Menurut Syamsul Anwar, ada empat syarat yang harus dipenuhi untuk suatu hukum dapat berubah, yaitu: 1) adanya tuntutan kemaslahatan untuk berubah; 2) hukum itu tidak mengenai pokok ibadah mahdlah; 3) hukum itu tidak bersifat qath‘i; apabila hukum itu qat‘i, maka tidak dapat diubah seperti ketentuan larangan makan riba; 4) perubahan baru dari hukum itu harus berlandaskan kepada suatu dalil syar’i juga, sehingga perubahan hukum itu sesungguhnya tidak lain adalah perpindahan dari suatu dalil kepada dalil yang lain.

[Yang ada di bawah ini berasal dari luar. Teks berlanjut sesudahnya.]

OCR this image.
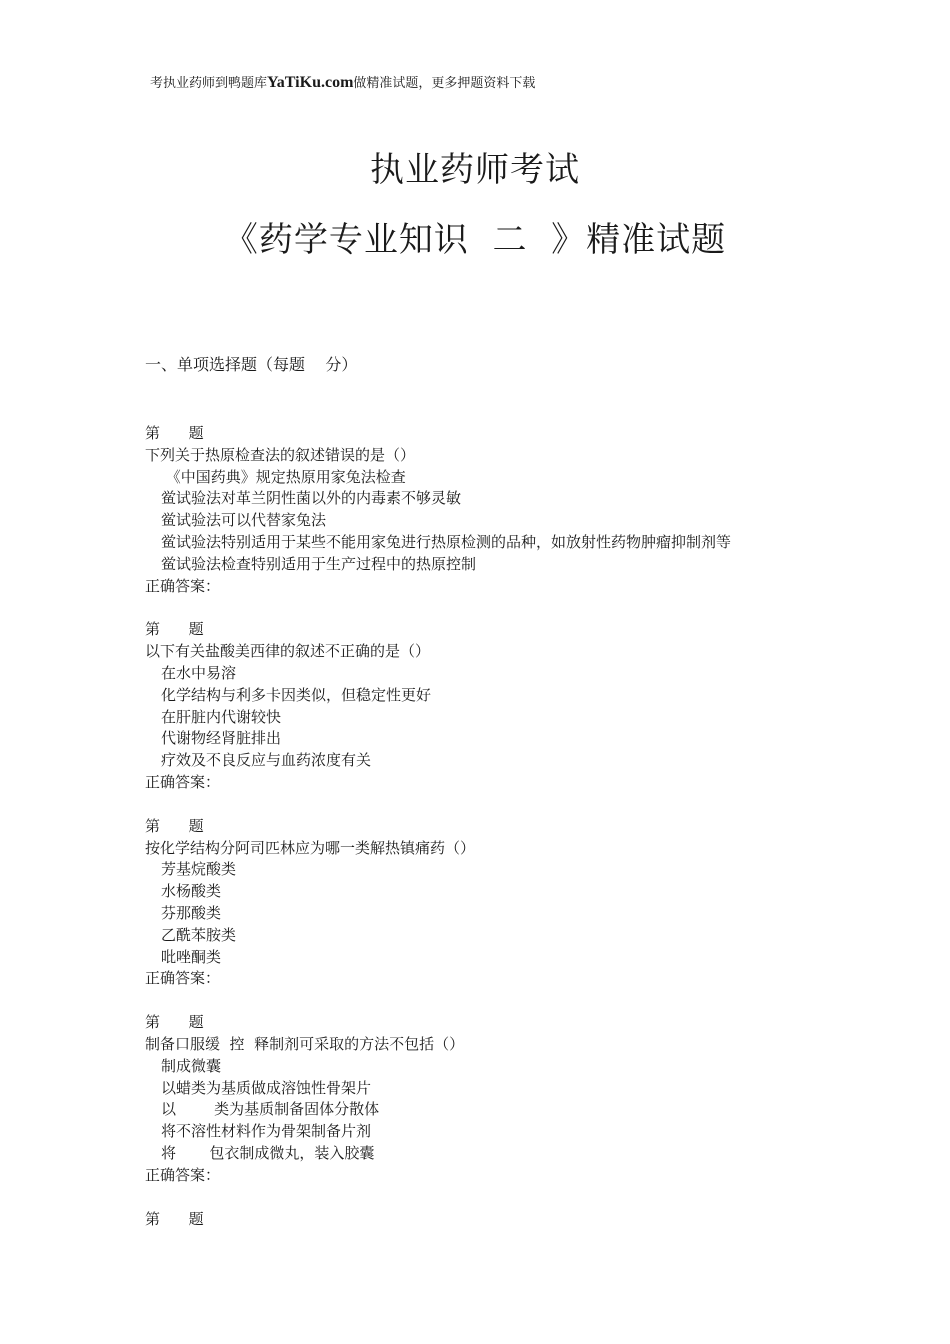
考执业药师到鸭题库YaTiKu.com做精准试题，更多押题资料下载
执业药师考试
《药学专业知识  二  》精准试题
一、单项选择题（每题    分）
第      题
下列关于热原检查法的叙述错误的是（）
《中国药典》规定热原用家兔法检查
鲎试验法对革兰阴性菌以外的内毒素不够灵敏
鲎试验法可以代替家兔法
鲎试验法特别适用于某些不能用家兔进行热原检测的品种，如放射性药物肿瘤抑制剂等
鲎试验法检查特别适用于生产过程中的热原控制
正确答案：
第      题
以下有关盐酸美西律的叙述不正确的是（）
在水中易溶
化学结构与利多卡因类似，但稳定性更好
在肝脏内代谢较快
代谢物经肾脏排出
疗效及不良反应与血药浓度有关
正确答案：
第      题
按化学结构分阿司匹林应为哪一类解热镇痛药（）
芳基烷酸类
水杨酸类
芬那酸类
乙酰苯胺类
吡唑酮类
正确答案：
第      题
制备口服缓  控  释制剂可采取的方法不包括（）
制成微囊
以蜡类为基质做成溶蚀性骨架片
以        类为基质制备固体分散体
将不溶性材料作为骨架制备片剂
将       包衣制成微丸，装入胶囊
正确答案：
第      题
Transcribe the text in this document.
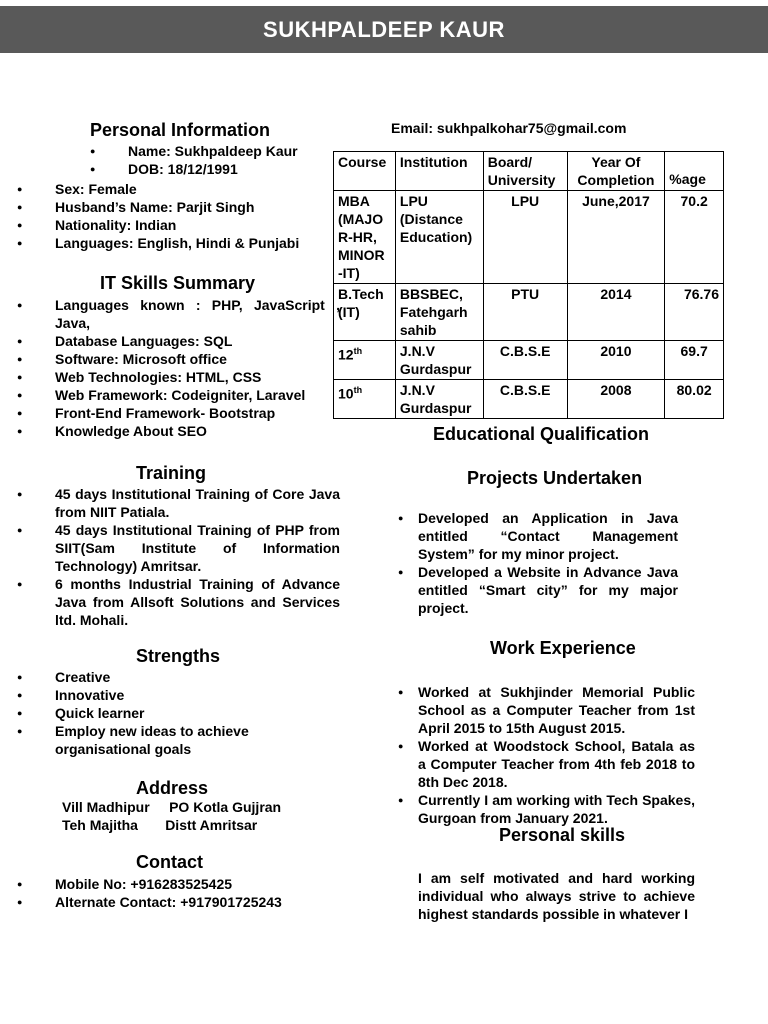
SUKHPALDEEP KAUR
Personal Information
● Name: Sukhpaldeep Kaur
● DOB: 18/12/1991
● Sex: Female
● Husband’s Name: Parjit Singh
● Nationality: Indian
● Languages: English, Hindi & Punjabi
IT Skills Summary
● Languages known : PHP, JavaScript , Java,
● Database Languages: SQL
● Software: Microsoft office
● Web Technologies: HTML, CSS
● Web Framework: Codeigniter, Laravel
● Front-End Framework- Bootstrap
● Knowledge About SEO
Training
● 45 days Institutional Training of Core Java from NIIT Patiala.
● 45 days Institutional Training of PHP from SIIT(Sam Institute of Information Technology) Amritsar.
● 6 months Industrial Training of Advance Java from Allsoft Solutions and Services ltd. Mohali.
Strengths
● Creative
● Innovative
● Quick learner
● Employ new ideas to achieve organisational goals
Address
Vill Madhipur     PO Kotla Gujjran
Teh Majitha       Distt Amritsar
Contact
● Mobile No: +916283525425
● Alternate Contact: +917901725243
Email: sukhpalkohar75@gmail.com
Course	Institution	Board/ University	Year Of Completion	%age
MBA (MAJO R-HR, MINOR -IT)	LPU (Distance Education)	LPU	June,2017	70.2
B.Tech (IT)	BBSBEC, Fatehgarh sahib	PTU	2014	76.76
12th	J.N.V Gurdaspur	C.B.S.E	2010	69.7
10th	J.N.V Gurdaspur	C.B.S.E	2008	80.02
Educational Qualification
Projects Undertaken
● Developed an Application in Java entitled “Contact Management System” for my minor project.
● Developed a Website in Advance Java entitled “Smart city” for my major project.
Work Experience
● Worked at Sukhjinder Memorial Public School as a Computer Teacher from 1st April 2015 to 15th August 2015.
● Worked at Woodstock School, Batala as a Computer Teacher from 4th feb 2018 to 8th Dec 2018.
● Currently I am working with Tech Spakes, Gurgoan from January 2021.
Personal skills
I am self motivated and hard working individual who always strive to achieve highest standards possible in whatever I
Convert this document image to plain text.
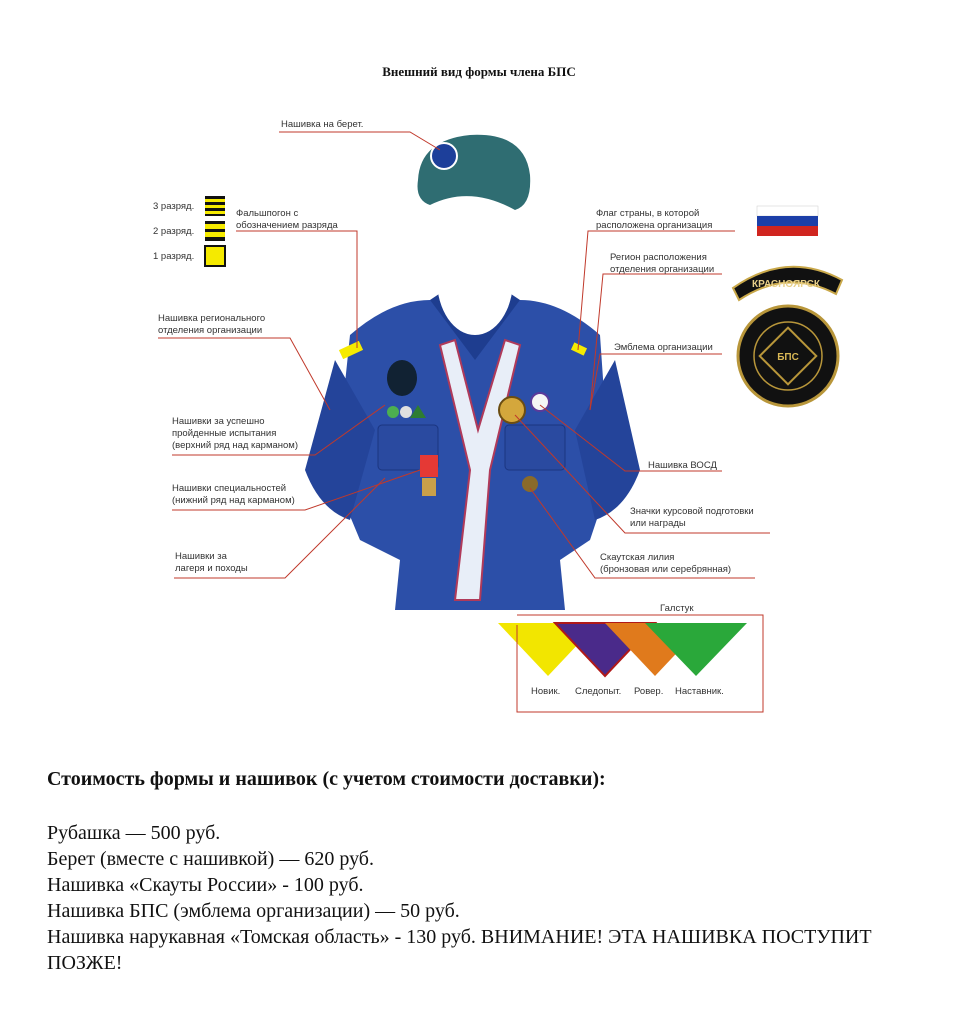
Внешний вид формы члена БПС
КРАСНОЯРСК
БПС
Нашивка на берет.
Фальшпогон с
обозначением разряда
3 разряд.
2 разряд.
1 разряд.
Нашивка регионального
отделения организации
Нашивки за успешно
пройденные испытания
(верхний ряд над карманом)
Нашивки специальностей
(нижний ряд над карманом)
Нашивки за
лагеря и походы
Флаг страны, в которой
расположена организация
Регион расположения
отделения организации
Эмблема организации
Нашивка ВОСД
Значки курсовой подготовки
или награды
Скаутская лилия
(бронзовая или серебрянная)
Галстук
Новик. Следопыт. Ровер. Наставник.
Стоимость формы и нашивок (с учетом стоимости доставки):
Рубашка — 500 руб.
Берет (вместе с нашивкой) — 620 руб.
Нашивка «Скауты России» - 100 руб.
Нашивка БПС (эмблема организации) — 50 руб.
Нашивка нарукавная «Томская область» - 130 руб. ВНИМАНИЕ! ЭТА НАШИВКА ПОСТУПИТ ПОЗЖЕ!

Baca juga:  Paradigma Ekonomi Syariah: Suatu Tinjauan Kritis

Jika syarat-syarat perubahan hukum ini digunakan untuk melihat status hukum vaksin, maka 1) adanya vaksin membawa pada kemasalahatan yaitu menyelamatkan jiwa dan menyembuhkan sistem sosio-ekonomi yang selama ini tersendat; 2) kehalalan vaksin didukung oleh sejumlah dalil tentang arti penting sehat dan maslahat.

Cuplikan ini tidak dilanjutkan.